BACKGROUND AND PURPOSE: Accurate follow-up of metastatic brain tumors has important implications for patient prognosis and management. The aim of this study was to develop and evaluate the accuracy of a semiautomated algorithm in detecting growing or shrinking metastatic brain tumors on longitudinal brain MRIs.

MATERIALS AND METHODS: We used 50 pairs of successive MR imaging datasets, 30 on 1.5T and 20 on 3T, containing contrast-enhanced 3D T1-weighted sequences. These yielded 150 growing or shrinking metastatic brain tumors. To detect them, we completed 2 major steps: 1) spatial normalization and calculation of the Jacobian operator field to quantify changes between scans, and 2) metastatic brain tumor candidate segmentation and detection of volume-changing metastatic brain tumors with the Jacobian operator field. Receiver operating characteristic analysis was used to assess the detection accuracy of the algorithm, and it was verified with jackknife resampling. The reference standard was based on detections by a neuroradiologist.

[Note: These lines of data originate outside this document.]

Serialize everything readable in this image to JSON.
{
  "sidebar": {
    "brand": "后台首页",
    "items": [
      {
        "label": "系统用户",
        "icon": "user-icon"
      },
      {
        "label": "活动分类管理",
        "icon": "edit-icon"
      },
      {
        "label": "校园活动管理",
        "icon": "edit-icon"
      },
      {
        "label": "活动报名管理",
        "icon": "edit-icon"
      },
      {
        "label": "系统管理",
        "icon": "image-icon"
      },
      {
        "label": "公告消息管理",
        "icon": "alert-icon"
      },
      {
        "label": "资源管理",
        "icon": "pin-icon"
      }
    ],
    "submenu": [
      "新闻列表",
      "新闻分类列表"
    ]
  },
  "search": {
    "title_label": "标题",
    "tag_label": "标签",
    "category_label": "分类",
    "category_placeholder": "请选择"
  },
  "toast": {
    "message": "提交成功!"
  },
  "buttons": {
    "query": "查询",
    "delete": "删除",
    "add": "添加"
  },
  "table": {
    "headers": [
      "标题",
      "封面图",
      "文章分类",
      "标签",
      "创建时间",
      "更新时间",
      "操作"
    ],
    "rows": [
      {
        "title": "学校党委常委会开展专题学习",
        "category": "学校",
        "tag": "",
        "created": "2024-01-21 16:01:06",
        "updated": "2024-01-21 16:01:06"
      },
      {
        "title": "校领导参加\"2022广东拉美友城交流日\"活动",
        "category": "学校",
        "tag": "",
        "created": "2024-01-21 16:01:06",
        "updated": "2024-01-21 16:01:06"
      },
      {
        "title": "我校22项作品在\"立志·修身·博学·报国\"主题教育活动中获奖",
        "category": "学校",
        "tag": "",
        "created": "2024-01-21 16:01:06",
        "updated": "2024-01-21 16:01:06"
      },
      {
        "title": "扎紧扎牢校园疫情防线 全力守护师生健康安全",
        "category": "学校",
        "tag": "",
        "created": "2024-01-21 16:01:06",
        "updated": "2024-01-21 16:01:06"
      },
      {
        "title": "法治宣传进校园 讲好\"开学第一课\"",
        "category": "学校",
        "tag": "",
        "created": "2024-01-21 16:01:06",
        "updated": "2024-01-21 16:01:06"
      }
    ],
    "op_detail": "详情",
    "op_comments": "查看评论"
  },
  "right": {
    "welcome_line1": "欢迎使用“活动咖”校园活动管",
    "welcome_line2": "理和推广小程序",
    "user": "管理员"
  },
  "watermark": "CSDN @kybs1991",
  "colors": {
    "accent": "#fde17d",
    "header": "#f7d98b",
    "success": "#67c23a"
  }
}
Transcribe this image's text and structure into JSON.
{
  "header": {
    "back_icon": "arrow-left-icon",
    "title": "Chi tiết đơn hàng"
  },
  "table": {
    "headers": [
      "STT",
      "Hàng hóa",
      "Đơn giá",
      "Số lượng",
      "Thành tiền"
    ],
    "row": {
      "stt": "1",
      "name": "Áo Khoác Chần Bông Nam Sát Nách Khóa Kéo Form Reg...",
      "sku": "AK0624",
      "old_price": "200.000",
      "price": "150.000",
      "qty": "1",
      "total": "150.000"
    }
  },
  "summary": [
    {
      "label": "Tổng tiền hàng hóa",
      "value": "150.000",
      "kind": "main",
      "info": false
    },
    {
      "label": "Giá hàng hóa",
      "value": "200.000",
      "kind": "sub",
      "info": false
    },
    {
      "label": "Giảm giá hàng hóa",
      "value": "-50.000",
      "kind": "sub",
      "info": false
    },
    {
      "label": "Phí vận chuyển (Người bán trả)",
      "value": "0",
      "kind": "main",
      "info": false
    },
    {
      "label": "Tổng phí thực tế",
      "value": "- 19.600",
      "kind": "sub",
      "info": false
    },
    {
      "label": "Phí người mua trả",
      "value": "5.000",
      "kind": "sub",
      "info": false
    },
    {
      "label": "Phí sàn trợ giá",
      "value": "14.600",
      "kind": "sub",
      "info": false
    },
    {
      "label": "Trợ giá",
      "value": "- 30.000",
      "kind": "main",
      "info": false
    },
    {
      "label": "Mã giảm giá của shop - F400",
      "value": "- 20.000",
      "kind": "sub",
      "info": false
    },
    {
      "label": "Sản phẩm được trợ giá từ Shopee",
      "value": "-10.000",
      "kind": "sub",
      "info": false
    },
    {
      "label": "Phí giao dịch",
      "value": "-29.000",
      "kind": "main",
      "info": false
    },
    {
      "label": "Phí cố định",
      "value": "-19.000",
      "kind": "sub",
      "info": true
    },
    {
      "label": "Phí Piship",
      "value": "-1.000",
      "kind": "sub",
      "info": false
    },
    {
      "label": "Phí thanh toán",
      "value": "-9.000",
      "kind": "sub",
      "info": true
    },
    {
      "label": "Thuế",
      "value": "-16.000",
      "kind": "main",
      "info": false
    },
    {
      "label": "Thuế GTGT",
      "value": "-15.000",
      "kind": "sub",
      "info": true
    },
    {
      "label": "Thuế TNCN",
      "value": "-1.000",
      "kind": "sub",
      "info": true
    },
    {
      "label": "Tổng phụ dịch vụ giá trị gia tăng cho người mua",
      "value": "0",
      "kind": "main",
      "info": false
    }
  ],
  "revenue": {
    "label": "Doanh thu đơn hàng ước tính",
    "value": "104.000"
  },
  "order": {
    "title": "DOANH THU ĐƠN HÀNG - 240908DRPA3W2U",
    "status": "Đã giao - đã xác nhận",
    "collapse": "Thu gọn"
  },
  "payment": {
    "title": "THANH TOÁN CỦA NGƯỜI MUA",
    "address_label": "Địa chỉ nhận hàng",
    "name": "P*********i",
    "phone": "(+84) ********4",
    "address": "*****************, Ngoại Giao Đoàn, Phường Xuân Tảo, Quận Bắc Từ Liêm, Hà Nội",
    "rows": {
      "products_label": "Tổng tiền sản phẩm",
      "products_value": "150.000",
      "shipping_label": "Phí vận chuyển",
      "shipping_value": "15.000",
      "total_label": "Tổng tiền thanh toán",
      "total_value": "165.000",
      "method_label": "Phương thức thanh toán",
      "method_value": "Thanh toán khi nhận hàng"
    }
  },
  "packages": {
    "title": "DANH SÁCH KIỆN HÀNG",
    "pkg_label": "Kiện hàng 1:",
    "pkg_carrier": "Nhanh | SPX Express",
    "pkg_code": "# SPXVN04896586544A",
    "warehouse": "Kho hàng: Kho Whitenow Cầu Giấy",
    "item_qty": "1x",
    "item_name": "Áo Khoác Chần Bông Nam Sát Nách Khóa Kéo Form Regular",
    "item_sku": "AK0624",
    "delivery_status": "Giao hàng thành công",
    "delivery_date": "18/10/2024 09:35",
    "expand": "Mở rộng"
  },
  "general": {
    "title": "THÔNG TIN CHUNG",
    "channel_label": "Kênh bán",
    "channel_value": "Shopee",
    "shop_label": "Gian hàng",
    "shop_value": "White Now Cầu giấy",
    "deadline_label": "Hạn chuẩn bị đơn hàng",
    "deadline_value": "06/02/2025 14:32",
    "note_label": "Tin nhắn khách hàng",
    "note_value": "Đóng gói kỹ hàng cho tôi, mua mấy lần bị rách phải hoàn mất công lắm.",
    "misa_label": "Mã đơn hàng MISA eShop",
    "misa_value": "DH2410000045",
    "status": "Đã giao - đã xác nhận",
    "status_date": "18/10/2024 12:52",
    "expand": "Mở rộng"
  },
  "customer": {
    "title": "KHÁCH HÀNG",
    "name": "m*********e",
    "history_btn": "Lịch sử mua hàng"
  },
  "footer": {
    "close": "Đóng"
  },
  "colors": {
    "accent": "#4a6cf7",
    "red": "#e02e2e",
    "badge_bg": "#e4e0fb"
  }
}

RESULTS: The areas under the receiver operating characteristic curves were 0.925 for 1.5T and 0.965 for 3T. Furthermore, at its optimal performance, the algorithm achieved a sensitivity of 85.1% and 92.1% and specificity of 86.7% and 91.3% for 1.5T and 3T, respectively. Vessels were responsible for most false-positives. Newly developed or resolved metastatic brain tumors were a major source of false-negatives.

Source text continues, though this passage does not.